There is a prevalent fascination with Grindhouse cinema that persists even though most casual horror fans didn’t even know what it was ten years ago. This whole style had been long-forgotten, dug up by throwbacks made during the 2000s and forced back into the spotlight by Quentin Tarantino and Robert Rodriguez, whose careers have been entirely shaped by this kind of movie. They teamed together to do their own throwback, Drive-In double feature, titled Grindhouse. That experimental event project made almost no money because nobody got it. By 2007, just about everyone had forgotten what a double feature was.
I distinctly remember going to see that movie in theaters and everyone leaving after the first film, save for the group I had gone there with. The posters noted two separate titles, the trailers tried to make it as clear as possible, but it didn’t matter. It was just too much for most people to focus on and understand, and after seeing the box office results I quickly realized that it wasn’t just my theater that had that problem. But Grindhouse succeeded in bringing that term back. I don’t think we’d use it half as openly now if Tarantino and Rodriguez hadn’t made their joint venture.
Over the past decade, so many grindhouse classics have been rediscovered—and re-released for that matter. In many ways, they have a bigger audience now than when they were all originally released on Drive-In double bills. But there are always films that fall by the wayside.
Grindhouse as an era was already somewhat underground to begin with. So with this list, I’m going to touch on some grindhouse classics that are absolutely worth digging up and seeing with new eyes, or for the first time if you’ve never actually gotten around to giving them a look.
Abby is a Blaxploitation rip off of The Exorcist starring William H. Marshall, AKA Blacula himself. It was also directed by William Girdler, who was a seminal filmmaker in the Blaxploitation movement. In general, the Blaxploitation movement is crucial to the era of grindhouse features and Abby is one of the most infamous of the bunch. It’s notoriously campy, but incredibly entertaining.
The Baby is downright bizarre and that’s always a plus for grindhouse movies.
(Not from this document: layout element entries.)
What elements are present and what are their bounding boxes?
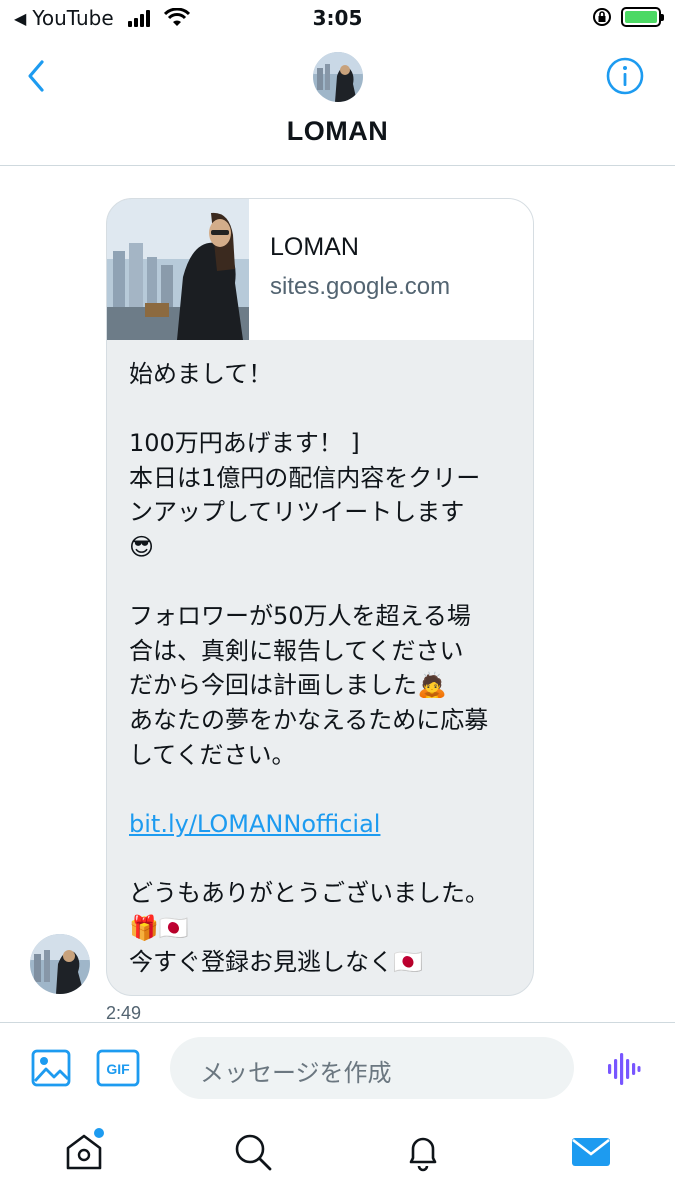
message-timestamp: 2:49 (106, 1003, 142, 1023)
gif-button[interactable]: GIF (96, 1049, 140, 1087)
header-avatar[interactable] (313, 52, 363, 102)
message-line: 本日は1億円の配信内容をクリー (129, 463, 481, 492)
voice-message-icon[interactable] (607, 1051, 641, 1087)
message-line: 100万円あげます！ ] (129, 429, 360, 458)
sender-avatar[interactable] (30, 934, 90, 994)
conversation-title: LOMAN (286, 116, 389, 146)
link-card-title: LOMAN (270, 233, 359, 261)
message-line: どうもありがとうございました。 (129, 878, 489, 907)
message-line: 始めまして！ (129, 360, 273, 388)
battery-icon (621, 7, 664, 27)
message-line: あなたの夢をかなえるために応募 (129, 705, 489, 734)
message-line: ンアップしてリツイートします (129, 498, 465, 527)
search-icon[interactable] (231, 1130, 275, 1174)
image-icon[interactable] (30, 1047, 72, 1089)
mail-icon[interactable] (569, 1130, 613, 1174)
link-preview-card[interactable]: LOMAN sites.google.com (107, 199, 533, 340)
bell-icon[interactable] (401, 1130, 445, 1174)
gif-icon: GIF (96, 1049, 140, 1087)
bottom-tab-bar (0, 1112, 675, 1200)
message-line: フォロワーが50万人を超える場 (129, 602, 471, 631)
back-button[interactable] (22, 58, 52, 94)
gift-flag-emoji: 🎁🇯🇵 (129, 913, 189, 942)
message-bubble[interactable]: LOMAN sites.google.com 始めまして！ 100万円あげます！… (106, 198, 534, 996)
message-input-placeholder: メッセージを作成 (200, 1059, 392, 1087)
message-link[interactable]: bit.ly/LOMANNofficial (129, 810, 380, 838)
message-line: 合は、真剣に報告してください (129, 636, 464, 665)
status-bar: ◀ YouTube 3:05 (0, 0, 675, 38)
message-line: 今すぐ登録お見逃しなく🇯🇵 (129, 948, 423, 977)
orientation-lock-icon (593, 8, 611, 26)
conversation-header: LOMAN (0, 38, 675, 166)
link-card-domain: sites.google.com (270, 273, 451, 300)
link-preview-image (107, 199, 249, 340)
message-line: してください。 (129, 740, 296, 769)
info-button[interactable] (605, 56, 645, 96)
status-time: 3:05 (312, 6, 363, 30)
avatar-photo (313, 52, 363, 102)
message-composer: GIF メッセージを作成 (0, 1022, 675, 1112)
message-line: だから今回は計画しました🙇 (129, 671, 447, 700)
avatar-photo (30, 934, 90, 994)
sunglasses-emoji: 😎 (129, 532, 155, 561)
message-input[interactable]: メッセージを作成 (170, 1037, 574, 1099)
notification-dot (94, 1128, 104, 1138)
gif-label: GIF (106, 1061, 130, 1077)
message-text: 始めまして！ 100万円あげます！ ] 本日は1億円の配信内容をクリー ンアップ… (129, 357, 521, 980)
From the title and poster, you would consider it a film akin to Larry Cohen’s It’s Alive, but it is actually even more bizarre. It’s about a social worker investigating a family with a grown man who acts like an infant and is only referred to as “Baby.” It’s surprisingly inventive, though, and has a great twist that flips the whole thing on its head.
It’s hard to imagine there being a cheaper rip off of The Wizard of Gore, but that’s exactly what Bloodsucking Freaks is. It’s even more irreverent, even more of a showcase for misogynistic kill sequences than Herschel Gordon Lewis’s well-known cult classic. It’s uncomfortable—and not in a way that seems to have any kind of point, but is worth seeing just to witness the grotesque, budgetless spectacle at least once.
Equinox has some people curious now because of its parallels to Evil Dead. Many people want to see it so they can see how bad Evil Dead allegedly ripped it off, presumably so that they no longer feel obliged to love one of their favorite horror films, because that’s something people are fond of doing now. Instead, I would recommend seeing Equinox for the way it embraces its own lunacy. Sure, there’s a group of friends in the woods with an ancient book, but there’s also a forest ranger who’s actually an evil demon king/giant bird named Asmodeus and many giant Claymation monsters.
Featuring an early performance by Sid Haig and a very late performance by Lon Chaney, Jr. Spider Baby is an awesome, weird, gothic horror pseudo-comedy about an inbred family in an isolated mansion who kill passers by and suffer from a made up disorder that causes their minds to stop developing at early puberty. Chaney looks so tired, but everyone else is having fun. In general, it’s a staple that should not be missed.
House on the Edge of the Park
Ruggero Deodato’s lesser well-known movie after Cannibal Holocaust, House on the Edge of the Park also stars Last House on the Left’s David Hess. In fact, David Hess plays virtually the same character he played in Last House, but somehow this one stops short of feeling like a blatant rip off. Believe it or not, when Deodato first read the script, he initially thought it was too violent for his tastes.
Of course, after the release of Jaws in 1975, the late ‘70s were filled with features about animals going on killing sprees. Grizzly is one that has its very passionate fans, but way too many horror enthusiasts have never actually watched it. It’s the perfect hybrid of everything you’d expect from a grindhouse movie coupled with all the great carnage of a post-Jaws rip offs.
The Undertaker and His Pals
First of all, this movie has one of the best titles of all time, no matter the genre. It centers on a surprisingly inventive business venture: An undertaker teams up with two restaurant owners to embark on a killing spree. They cook up parts of the bodies for their menu and the undertaker gets paid by the families to bury whatever’s left. What’s not to love?